Também o acórdão da Relação do Porto, de 17.05.2011, processo n.º 249/10.8TBPVZ-A.P1: “ No caso do contrato de mútuo nulo onde consta claramente determinado tudo o que é abrangido pela consequência legal da nulidade prevista no n° 1 do art. 289° do Cód. Civil, ou seja, a devolução do capital, apresentado como título executivo, só pode servir como título com vista à restituição do que foi prestado, como consequência legal da nulidade do contrato”.
Ainda o acórdão do STJ de 19-02-2009, no processo 07B4427: “o título executivo é o invólucro sem o qual não é possível executar a pretensão ou direito que está dentro desse invólucro, revestindo a declaração de dívida – que no caso se refere a um contrato de mútuo igualmente nulo por vício de forma – o formato do invólucro e o contrato nulo constitui o conteúdo de que resulta nos termos do art. 289º, nº 1 do Cód. Civil, a obrigação de restituir tudo o que tiver sido prestado, podendo este direito à restituição ser exigido em acção executiva com a declaração de dívida como título executivo”.

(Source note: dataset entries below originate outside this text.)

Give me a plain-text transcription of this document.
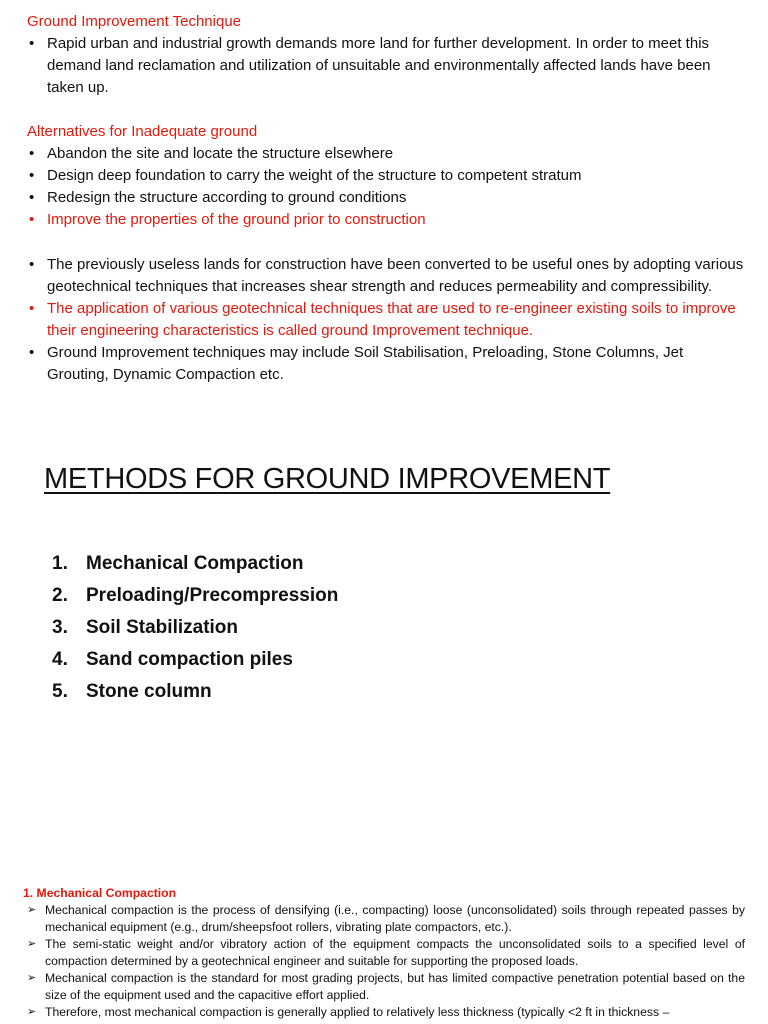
Ground Improvement Technique
• Rapid urban and industrial growth demands more land for further development. In order to meet this demand land reclamation and utilization of unsuitable and environmentally affected lands have been taken up.
Alternatives for Inadequate ground
• Abandon the site and locate the structure elsewhere
• Design deep foundation to carry the weight of the structure to competent stratum
• Redesign the structure according to ground conditions
• Improve the properties of the ground prior to construction
• The previously useless lands for construction have been converted to be useful ones by adopting various geotechnical techniques that increases shear strength and reduces permeability and compressibility.
• The application of various geotechnical techniques that are used to re-engineer existing soils to improve their engineering characteristics is called ground Improvement technique.
• Ground Improvement techniques may include Soil Stabilisation, Preloading, Stone Columns, Jet Grouting, Dynamic Compaction etc.
METHODS FOR GROUND IMPROVEMENT
1. Mechanical Compaction
2. Preloading/Precompression
3. Soil Stabilization
4. Sand compaction piles
5. Stone column
1. Mechanical Compaction
➢ Mechanical compaction is the process of densifying (i.e., compacting) loose (unconsolidated) soils through repeated passes by mechanical equipment (e.g., drum/sheepsfoot rollers, vibrating plate compactors, etc.).
➢ The semi-static weight and/or vibratory action of the equipment compacts the unconsolidated soils to a specified level of compaction determined by a geotechnical engineer and suitable for supporting the proposed loads.
➢ Mechanical compaction is the standard for most grading projects, but has limited compactive penetration potential based on the size of the equipment used and the capacitive effort applied.
➢ Therefore, most mechanical compaction is generally applied to relatively less thickness (typically <2 ft in thickness –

E, finalmente, o Prof. Anselmo de Castro, in “A Acção Executiva Singular, Comum e Especial”, págs. 41 e 42 da 3ª ed.: “não há coincidência entre a força probatória legal e força executiva ou exequibilidade; a lei concede força executiva a títulos que não possuem força probatória legal; mesmo quando representativas de mútuo, formalmente nulo, será o título de considerar-se sempre exequível para a restituição da respectiva importância, só o não sendo para o cumprimento específico do contrato (v.g. para exigir os juros )”.
Tudo visto, improcede a apelação.
III – Decisão
Pelo exposto, julga-se improcedente a apelação, confirmando-se a sentença recorrida.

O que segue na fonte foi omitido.